Es handelt sich dabei um eine körperlich leichte Arbeit in geschlossenen, temperierten. Es wird überwiegend im Sitzen, zeitweise im Stehen und Gehen gearbeitet. Eine wechselnde Arbeitshaltung ist durch den Einsatz ergonomisch gestalteter Arbeitsplatzausstattungen möglich.

Bei Beachtung des beruflichen Werdeganges und des gesundheitlichen Leistungsvermögens halte ich den Kläger aus berufskundlicher Sicht durchaus noch für in der Lage, folgende berufsfremde bzw. qualifizierte Verweistätigkeiten zu verrichten:

Mitarbeiter/Mitarbeiterin in der Poststelle eines Betriebes oder einer Behörde
Die Tätigkeit umfasst die Entgegennahme und das Öffnen der täglichen Eingangspost (Postsäcke, Postkörbe, Pakete, Briefsendungen, u.a.) sowie der Hauspost, die Entnahme des Inhaltes von Postsendungen, die Überprüfung der Vollständigkeit, das Anbringen eines Posteingangsstempels bzw. eines Eingangs-/Weiterleitungsvermerkes, das Anklammern der Anlagen; das Auszeichnen, Sortieren und Verteilen der Eingangspost innerhalb der Poststelle in die Fächer der jeweils zuständigen Abteilungen. Poststellenmitarbeiter/innen bereiten die Ausgangspost vor. Dies geschieht durch Falzen und Kuvertieren, Wiegen und Feststellen des Brief-/Paketportos, Frankieren per Hand bzw. mit Frankiermaschinen, das Packen von Päckchen und Paketen, das Eintragen von Wert- und Einschreibesendungen in Auslieferungsbücher. Üblich ist der Umgang mit Bürokommunikationsmitteln, wie PC, Scanner, Faxgeräte und Kopierer sowie Brieföffnungsmaschinen, Kuvertiermaschinen, Frankiermaschinen

Es handelt sich dabei um eine körperlich leichte, gelegentlich mittelschwere Arbeit in geschlossenen, temperierten, oft klimatisierten Räumen, z.T. in Großraumbüros (Poststelle). Es wird überwiegend im Sitzen, zeitweise im Stehen und Gehen gearbeitet. Eine wechselnde Arbeitshaltung ist durch den Einsatz ergonomisch gestalteter Arbeitsplatzausstattungen möglich. Die Tätigkeit erfordert keine besonderen Anforderungen an das Seh- und Hörvermögen sowie die Feinmotorik der Hände. Die erforderlichen Lese- und Schreibkenntnisse sind als normal zu bewerten. Arbeiten unter gelegentlichem Stress und Zeitdruck sind nicht auszuschließen.

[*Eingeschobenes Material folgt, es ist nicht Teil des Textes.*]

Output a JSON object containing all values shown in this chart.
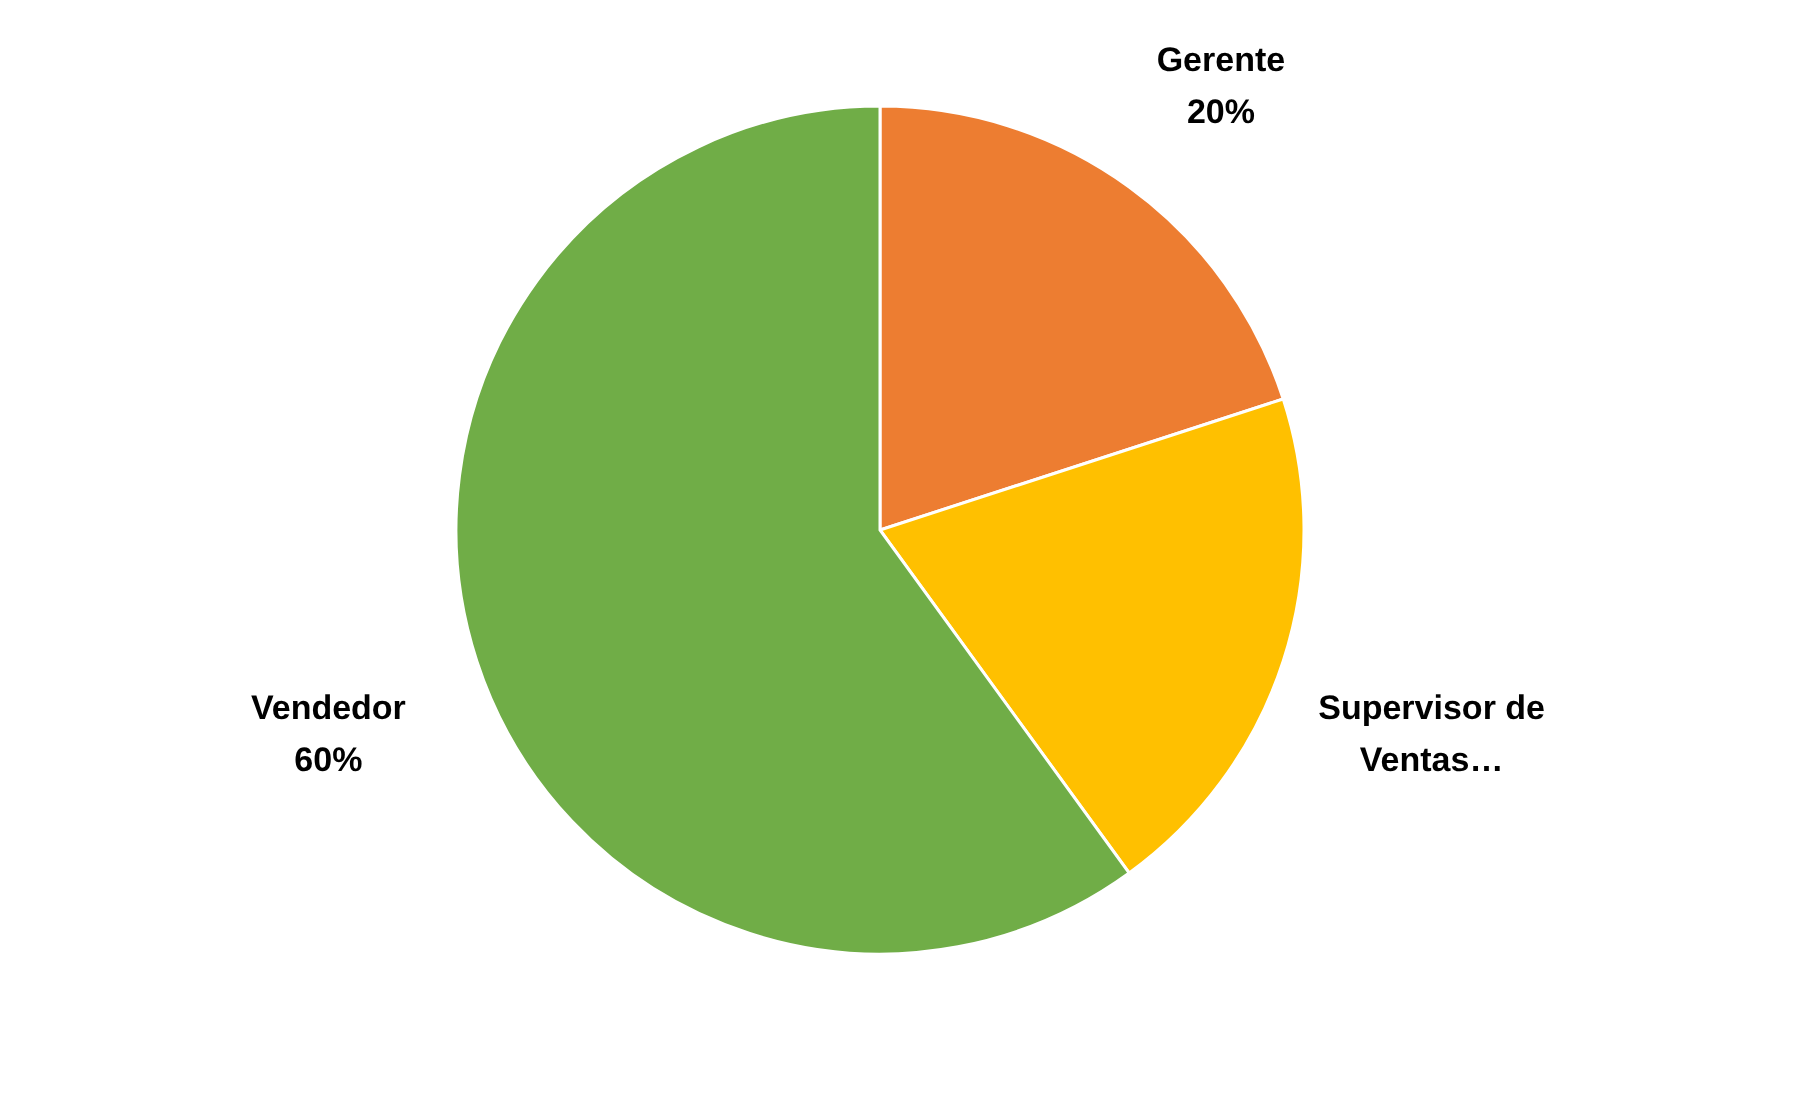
{
  "chart_data": {
    "type": "pie",
    "categories": [
      "Gerente",
      "Supervisor de Ventas…",
      "Vendedor"
    ],
    "values": [
      20,
      20,
      60
    ],
    "colors": [
      "#ed7d31",
      "#ffc000",
      "#70ad47"
    ],
    "value_labels": [
      "20%",
      null,
      "60%"
    ],
    "legend": false
  }
}
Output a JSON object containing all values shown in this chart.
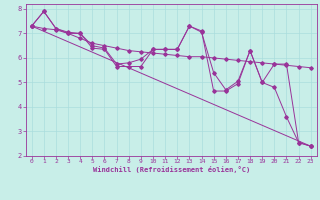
{
  "bg_color": "#c8eee8",
  "line_color": "#993399",
  "grid_color": "#aadddd",
  "xlabel": "Windchill (Refroidissement éolien,°C)",
  "xlabel_color": "#993399",
  "tick_color": "#993399",
  "spine_color": "#993399",
  "xlim": [
    -0.5,
    23.5
  ],
  "ylim": [
    2,
    8.2
  ],
  "yticks": [
    2,
    3,
    4,
    5,
    6,
    7,
    8
  ],
  "xticks": [
    0,
    1,
    2,
    3,
    4,
    5,
    6,
    7,
    8,
    9,
    10,
    11,
    12,
    13,
    14,
    15,
    16,
    17,
    18,
    19,
    20,
    21,
    22,
    23
  ],
  "series": [
    {
      "x": [
        0,
        1,
        2,
        3,
        4,
        5,
        6,
        7,
        8,
        9,
        10,
        11,
        12,
        13,
        14,
        15,
        16,
        17,
        18,
        19,
        20,
        21,
        22,
        23
      ],
      "y": [
        7.3,
        7.9,
        7.2,
        7.05,
        7.0,
        6.5,
        6.4,
        5.75,
        5.8,
        5.95,
        6.35,
        6.35,
        6.35,
        7.3,
        7.05,
        5.4,
        4.7,
        5.05,
        6.3,
        5.0,
        4.8,
        3.6,
        2.55,
        2.4
      ]
    },
    {
      "x": [
        0,
        1,
        2,
        3,
        4,
        5,
        6,
        7,
        8,
        9,
        10,
        11,
        12,
        13,
        14,
        15,
        16,
        17,
        18,
        19,
        20,
        21,
        22,
        23
      ],
      "y": [
        7.3,
        7.9,
        7.2,
        7.0,
        7.0,
        6.4,
        6.35,
        5.65,
        5.65,
        5.65,
        6.35,
        6.35,
        6.35,
        7.3,
        7.1,
        4.65,
        4.65,
        4.95,
        6.3,
        5.0,
        5.75,
        5.75,
        2.55,
        2.4
      ]
    },
    {
      "x": [
        0,
        23
      ],
      "y": [
        7.3,
        2.4
      ]
    },
    {
      "x": [
        0,
        1,
        2,
        3,
        4,
        5,
        6,
        7,
        8,
        9,
        10,
        11,
        12,
        13,
        14,
        15,
        16,
        17,
        18,
        19,
        20,
        21,
        22,
        23
      ],
      "y": [
        7.3,
        7.2,
        7.15,
        7.0,
        6.8,
        6.6,
        6.5,
        6.4,
        6.3,
        6.25,
        6.2,
        6.15,
        6.1,
        6.05,
        6.05,
        6.0,
        5.95,
        5.9,
        5.85,
        5.8,
        5.75,
        5.7,
        5.65,
        5.6
      ]
    }
  ]
}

Büro-/Verwaltungshilfskraft
Diese Tätigkeit umfasst einfache, routinemäßige Bürohilfsarbeiten, die ohne besondere Ausbildung und ohne längere Einarbeitungszeit nach vorgegebenem Schema oder nach jeweiligen Anordnungen verrichtet werden können. Bürohilfskräfte erledigen beispielsweise Schreibarbeiten, kümmern sich um die Verteilung der Post und firmeninterner Umläufe, kopieren Unterlagen, sorgen für die Ablage und erfassen Daten. Je nach vorhandenen Kenntnissen und Fertigkeiten können Bürohilfskräfte einfache Buchhaltungsarbeiten ausführen, bei der Erstellung von Statistiken und Auswertungen mitwirken oder im Telefondienst mitarbeiten. Bei ihren vielfältigen Aufgaben und Tätigkeiten verwenden sie oft moderne Büro- und Kommunikationsmittel und müssen daher mit Computern, Kopierern, Scannern, Telefon, Telefax und anderen Bürogeräten nach entsprechender Einweisung umgehen können. Bürohilfskräfte können in allen Branchen tätig sein. Meist sind allgemeine PC-Kenntnisse (Word, Excel, Outlook) erwünscht, im Einzelfall auch kaufmännische Grundkenntnisse und vertrauter Umgang mit dem Internet.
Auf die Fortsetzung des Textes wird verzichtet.